Wednesday, March 6, 2013

SimCity

When you've played every iteration of a game, like I have with Zelda, Assassins Creed, or Bioshock you see features come and go as the developers try to make the perfect game.  I've played SimCity since Simcity 2000 on Chris Pearson's old 450Z MHz Pentium II in high school.  I've seen the complexity get ramped up, and the size of the cities explode.  When I played the demo on Des' laptop for the latest SimCity, I was floored at how fun this game looked.  Sure the city was small, but services were simpler and the notification system was great.  We decided to buy two copies so we could play together and eagerly awaited its release.  Perhaps its just release day bugs, but I want my money back.

Stop making the web required

On the Meyer Briggs test I sit just barely over the line towards extrovert.  It's because in certain situations I'm a social butterfly; walking, talking, eating, etc.  However, in some situations I'm not; ie gaming. When I buy a game, I don't rush out to the multiplayer system.  I play single player all the way through and then if some of my friends are playing I'll try out the multiplayer.   I don't want to link to everyone all the time.  I shouldn't have to wait on a server to play my game.  

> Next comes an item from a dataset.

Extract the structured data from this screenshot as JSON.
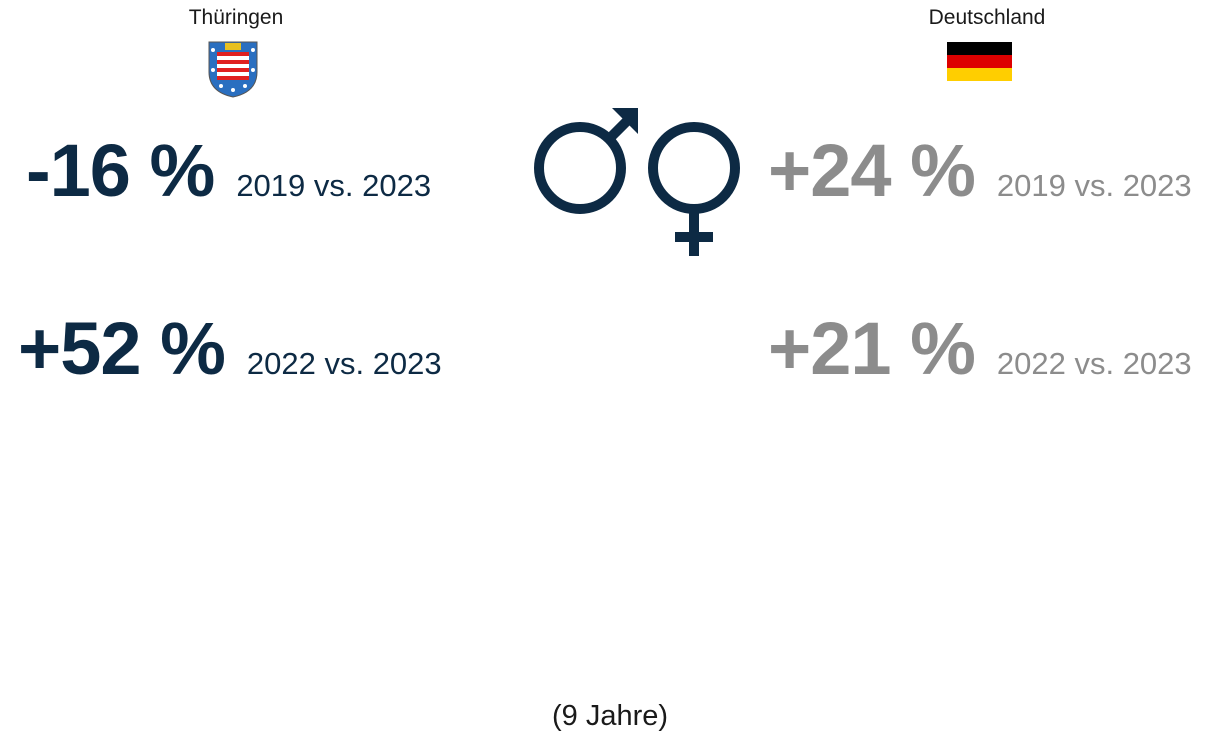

Many games are requiring online connections as a method of DRM.  If that's the way you want to play it, fine, require my connection at the first log in, verify my information, store my log in locally, and link me when I'm online.  If I have a laptop and want to play a game on the road or in a coffee shop, why am I getting denied because I don't have an active connection.  I can play the new StarCraft without a connection, as long as I had a connection when I installed it.  I won't earn rewards, but that's OK if all I'm looking for is a little fun.  

AutoSave does not replace Save

I don't know how many times I heard at the HelpDesk, "But I had autosave on!"  "Yes", I'd state, "lets check your settings, oh you had it saving every 8 hours, sorry you've lost your paper."  Now, nothing was more annoying in Final Fantasy than getting too into the game and forgetting to save.  Inevitably it was always when you had forgotten for an hour or two that suddenly the game froze or you were horribly killed.  However, you learned an important lesson every time, "save early and often".  

Desiree has exclaimed several times since SimCity has come out, "Crap it crashed" only to return and find her city 10 years younger than when she last saw it.  Just this past evening she was telling me about an arson problem in her SimCity and that she had finally gotten a police station to deal with it just before the crash.  Sure enough when the system let her sign in again, no police station.  

Let people save for themselves.  Let us manage our saves locally.  Its great that we can pick up wherever we left off on another computer, but don't take away the basics to give us this feature.  Simply warn us, "System saves do not transfer from computer to computer."

It's called a cluster

If the servers named North America East 1-3, West 1-2, Eastern Europe 1-2, Western Europe 1-2, etc are clustered servers, then I feel you need to send your engineers back to school.  Why in 2013 am I picking a server node.  I haven't picked a game server in years. Perhaps that's because I play on Xbox more often than anything else.  However, my last PC gaming experiences were League of Legends and StarCraft 2; both online games and I didn't pick the servers with either of them.  

Give me one huge node to hit and spread me and my friends traffic across the nodes with load balancing and clustering.  If you do it right you can simply add more nodes as traffic picks up ala Amazon. I guess that's the biggest problem.  OpenStack, Amazon EC2, and tools like Juju have shown us that clustering servers and spinning up new nodes can be trivial, if implemented correctly.

Tutorial, do I look like I ask for directions?

It's great that games come with tutorials.  If I ever have a problem, I often play through them.  However, if I've played the demo, or previous versions of the game I like to dive right in.  I'm currently stuck (one of the many reasons I'm writing and not playing) because the game says I need to play the tutorial, again (already played it once since it was released) and the tutorial keeps crashing.  

My favorite tutorials are in Call of Duty, go through door A for the tutorial or B to get into the action.  "Do you want the red pill or the blue pill?" Super easy to just jump right in or get a little help first.  

Tutorials are great.  
Good for you making one.  
Can I just play my game now?

Conclusion

It still looks like a fun game, and despite Desiree's frustrations she appears to be having fun.  However for me the game has been out for roughly 48 hours and I've played exactly 1 hour and attempted to play 2 additional hours.  That's the biggest flaw in this game.  If this was my first experience with SimCity, I'd never pick it up again.